Insurance companies and managed health care providers have internal appeal processes that are required by law. We recommend highly that before you begin to learn about the appeal process of your specific insurance or managed health plan company that you contact a lawyer who is knowledgeable and has experience with health care coverage issues.

A lawyer can advise you as to how to best structure your appeal so that you get the results that you deserve. Each insurance company and health plan manager has a different internal appeal procedure. You need to determine their appeals process and if you choose to appeal, as opposed to hire a lawyer, you need to follow their appeals process.

If you write an appeal letter then the things that are important to include are your name, contact information such as your address and phone number, and information about your policy including the policy number, the group number, and the claim number. You should also include as much written evidence as you have such as doctors letters and medical records but always keep a copy of anything that you send. It is important to keep in mind that many companies have time limits for their internal appeal process. When you receive a denial of your coverage claim, you should immediately look into the time requirements for the internal appeal process so that you can determine by when you will have to file an appeal, should you choose to do so. If you miss these deadlines than you can lose your opportunity to have the denial appealed at all.

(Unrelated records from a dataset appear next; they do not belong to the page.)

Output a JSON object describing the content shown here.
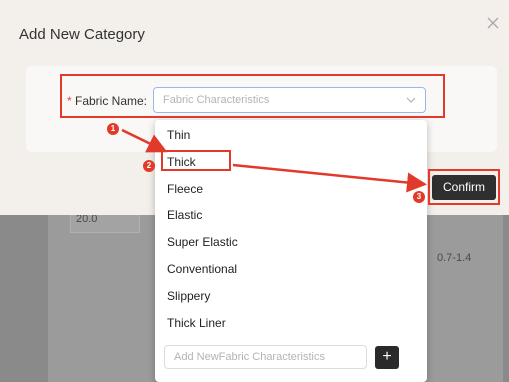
{
  "background": {
    "cell_value": "20.0",
    "side_value": "0.7-1.4"
  },
  "modal": {
    "title": "Add New Category",
    "close_icon": "close-icon",
    "field": {
      "required_marker": "*",
      "label": "Fabric Name:",
      "placeholder": "Fabric Characteristics",
      "chevron_icon": "chevron-down-icon"
    },
    "confirm_label": "Confirm"
  },
  "dropdown": {
    "options": [
      "Thin",
      "Thick",
      "Fleece",
      "Elastic",
      "Super Elastic",
      "Conventional",
      "Slippery",
      "Thick Liner"
    ],
    "add_placeholder": "Add NewFabric Characteristics",
    "add_button_label": "+"
  },
  "annotations": {
    "steps": [
      "1",
      "2",
      "3"
    ],
    "color": "#e23a2a"
  },
  "colors": {
    "confirm_bg": "#2f2f2f",
    "required": "#e04040",
    "input_border_focus": "#9bb7ea"
  }
}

Step 6:  How does an insurance company external appeals process work?

It is possible that after the internal appeal process that your health plan provider or insurance company might reverse their earlier denial. However, if that is not the case then in California you have a right to have your claim reviewed by an independent body. Such an independent review can be incredibly helpful in getting your coverage denial changed but it is not something that you should automatically consider since it is not a prerequisite for seeking court intervention because of the bad faith denial. In some circumstances, it can be more efficient and beneficial to a person with a denied coverage claim to skip the independent review stage and simply file a lawsuit to get the coverage that they deserve. It is for this reason that if you have completed the internal review process and your denial was not reversed then you should contact a lawyer that specializes in bad faith health insurance to get advice as to whether an external review is the right path to take for relief.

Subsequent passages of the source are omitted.